Contura Energy Inc., which operates 11 of the top 25 producing coal mines in the region, instituted a widespread idling of its mines in April in response to the pandemic in order to normalize inventory levels and analyze the business impacts of the virus. Contura said all of its operations came back online by the first week of May.

Ten of the 11 Contura-operated mines saw double-digit output slips in the second quarter compared to the first quarter. The company's Deep 41, Workman Creek Surface and Slabcamp mines, which were the second-, fourth- and fifth-largest producers in the region for the quarter, respectively, saw production fall 6.8%, 30.9% and 22.1%.

"Unprecedented is a word that has been overused to describe this pandemic, but it's an accurate descriptor," Contura CEO David Stetson said on an Aug. 7 earnings call. "We've all been forced to continuously adapt to a rapidly shifting environment that none of us have ever seen before."
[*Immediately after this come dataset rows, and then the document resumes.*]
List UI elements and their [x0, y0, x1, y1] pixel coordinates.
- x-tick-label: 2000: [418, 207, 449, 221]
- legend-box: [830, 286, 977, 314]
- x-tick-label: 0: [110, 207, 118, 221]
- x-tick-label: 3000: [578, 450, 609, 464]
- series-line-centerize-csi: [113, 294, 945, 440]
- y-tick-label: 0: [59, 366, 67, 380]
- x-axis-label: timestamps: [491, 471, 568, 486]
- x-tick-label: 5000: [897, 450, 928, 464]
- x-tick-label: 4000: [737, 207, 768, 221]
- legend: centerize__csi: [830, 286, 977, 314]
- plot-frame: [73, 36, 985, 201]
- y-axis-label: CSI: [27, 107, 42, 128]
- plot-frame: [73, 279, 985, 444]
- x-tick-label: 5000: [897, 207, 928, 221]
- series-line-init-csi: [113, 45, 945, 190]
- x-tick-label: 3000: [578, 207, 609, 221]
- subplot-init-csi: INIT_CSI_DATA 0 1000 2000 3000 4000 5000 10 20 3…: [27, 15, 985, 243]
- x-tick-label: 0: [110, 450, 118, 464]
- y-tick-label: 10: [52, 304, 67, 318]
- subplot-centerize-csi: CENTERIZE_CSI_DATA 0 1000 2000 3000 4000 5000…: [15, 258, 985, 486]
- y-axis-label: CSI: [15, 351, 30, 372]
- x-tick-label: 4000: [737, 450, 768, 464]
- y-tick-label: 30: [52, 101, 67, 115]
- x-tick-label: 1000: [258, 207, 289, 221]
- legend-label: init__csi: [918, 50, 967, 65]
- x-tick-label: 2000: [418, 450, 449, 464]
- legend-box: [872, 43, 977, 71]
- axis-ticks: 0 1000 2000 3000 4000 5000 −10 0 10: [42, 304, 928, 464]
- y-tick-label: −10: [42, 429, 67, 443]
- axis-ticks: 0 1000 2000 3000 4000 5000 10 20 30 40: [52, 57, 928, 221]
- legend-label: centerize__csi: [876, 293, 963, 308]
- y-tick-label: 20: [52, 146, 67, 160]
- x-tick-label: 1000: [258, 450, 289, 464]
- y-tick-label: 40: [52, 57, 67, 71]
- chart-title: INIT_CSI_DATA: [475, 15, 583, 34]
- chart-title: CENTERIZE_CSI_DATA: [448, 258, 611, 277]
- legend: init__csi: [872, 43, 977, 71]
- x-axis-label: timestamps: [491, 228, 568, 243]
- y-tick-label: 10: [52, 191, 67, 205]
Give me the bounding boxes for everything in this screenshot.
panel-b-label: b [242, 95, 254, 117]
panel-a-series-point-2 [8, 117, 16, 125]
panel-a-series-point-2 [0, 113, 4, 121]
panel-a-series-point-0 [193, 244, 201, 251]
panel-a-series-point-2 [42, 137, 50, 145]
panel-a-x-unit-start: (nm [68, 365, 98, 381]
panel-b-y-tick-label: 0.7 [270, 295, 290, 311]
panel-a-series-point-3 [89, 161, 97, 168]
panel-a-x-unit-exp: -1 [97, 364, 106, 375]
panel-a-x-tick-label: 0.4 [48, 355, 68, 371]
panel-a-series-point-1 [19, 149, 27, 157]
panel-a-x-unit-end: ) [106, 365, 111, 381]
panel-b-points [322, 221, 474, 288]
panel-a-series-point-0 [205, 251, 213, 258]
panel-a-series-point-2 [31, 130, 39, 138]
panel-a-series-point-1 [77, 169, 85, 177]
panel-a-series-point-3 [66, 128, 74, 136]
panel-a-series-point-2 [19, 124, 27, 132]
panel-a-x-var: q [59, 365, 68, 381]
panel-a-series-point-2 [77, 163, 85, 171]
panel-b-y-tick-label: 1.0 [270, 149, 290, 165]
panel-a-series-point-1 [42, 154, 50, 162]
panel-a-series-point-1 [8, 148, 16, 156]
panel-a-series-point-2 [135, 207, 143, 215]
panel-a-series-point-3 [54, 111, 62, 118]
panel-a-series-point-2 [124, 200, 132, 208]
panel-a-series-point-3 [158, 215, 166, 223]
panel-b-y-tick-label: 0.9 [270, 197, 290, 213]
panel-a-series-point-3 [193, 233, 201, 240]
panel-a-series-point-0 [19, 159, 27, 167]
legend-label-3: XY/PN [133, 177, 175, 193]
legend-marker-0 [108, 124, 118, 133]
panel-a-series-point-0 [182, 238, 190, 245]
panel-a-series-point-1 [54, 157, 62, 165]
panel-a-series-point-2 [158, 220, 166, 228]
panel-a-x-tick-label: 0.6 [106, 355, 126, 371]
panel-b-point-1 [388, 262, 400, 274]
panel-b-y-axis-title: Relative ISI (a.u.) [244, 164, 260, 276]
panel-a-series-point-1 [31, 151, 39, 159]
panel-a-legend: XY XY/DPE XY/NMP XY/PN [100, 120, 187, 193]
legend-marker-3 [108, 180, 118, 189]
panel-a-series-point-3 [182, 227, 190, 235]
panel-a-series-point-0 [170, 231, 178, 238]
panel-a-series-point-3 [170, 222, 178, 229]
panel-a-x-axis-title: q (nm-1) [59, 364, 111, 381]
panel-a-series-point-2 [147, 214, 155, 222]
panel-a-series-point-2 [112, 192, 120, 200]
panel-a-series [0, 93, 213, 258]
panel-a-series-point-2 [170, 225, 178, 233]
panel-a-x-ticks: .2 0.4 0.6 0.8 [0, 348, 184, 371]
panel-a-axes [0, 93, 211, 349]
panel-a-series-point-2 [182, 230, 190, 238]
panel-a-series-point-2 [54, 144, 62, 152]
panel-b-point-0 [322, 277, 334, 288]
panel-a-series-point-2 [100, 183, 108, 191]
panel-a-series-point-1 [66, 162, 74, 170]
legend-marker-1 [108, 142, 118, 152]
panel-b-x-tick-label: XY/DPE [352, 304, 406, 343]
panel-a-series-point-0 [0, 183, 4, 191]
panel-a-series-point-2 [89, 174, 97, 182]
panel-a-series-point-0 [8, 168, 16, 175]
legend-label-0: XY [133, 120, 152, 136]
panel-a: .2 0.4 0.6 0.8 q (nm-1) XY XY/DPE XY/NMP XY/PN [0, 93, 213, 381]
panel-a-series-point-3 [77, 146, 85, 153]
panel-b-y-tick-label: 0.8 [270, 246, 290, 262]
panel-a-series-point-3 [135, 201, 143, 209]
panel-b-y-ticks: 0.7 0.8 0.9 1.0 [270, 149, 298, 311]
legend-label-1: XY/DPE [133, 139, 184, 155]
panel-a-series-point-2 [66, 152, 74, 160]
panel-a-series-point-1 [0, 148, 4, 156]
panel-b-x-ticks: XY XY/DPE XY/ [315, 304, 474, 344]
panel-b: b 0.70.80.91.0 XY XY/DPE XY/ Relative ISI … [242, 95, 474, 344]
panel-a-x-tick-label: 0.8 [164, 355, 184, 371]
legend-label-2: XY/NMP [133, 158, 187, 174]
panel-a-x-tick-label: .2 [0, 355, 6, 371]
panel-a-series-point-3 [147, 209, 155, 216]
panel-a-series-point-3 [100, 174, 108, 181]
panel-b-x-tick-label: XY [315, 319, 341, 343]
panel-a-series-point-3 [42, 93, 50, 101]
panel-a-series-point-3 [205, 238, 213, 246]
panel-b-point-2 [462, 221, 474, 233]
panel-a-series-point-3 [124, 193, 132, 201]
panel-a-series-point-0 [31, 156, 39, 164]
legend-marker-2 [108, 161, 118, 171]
Arch Resources Inc.'s Holden No. 22 Surface mine, the region's third-largest coal mine during the second quarter, reduced production by 15.1% to 357,000 tons, from 420,000 tons in the first quarter. The coal miner also reduced output from its Beckley Pocahontas mine by 3.1% quarter over quarter to 280,000 tons from 288,000 tons.

The Beckley asset remains cash positive in the current market environment and has provided "a small but meaningful contribution to cash generation," COO John Drexler said on a July 28 earnings call. Drexler said the mine helps round out the company's coking coal product slate. At the same time, the company has the "flexibility" to adjust operations at the mine as necessary to align with market conditions, the executive said.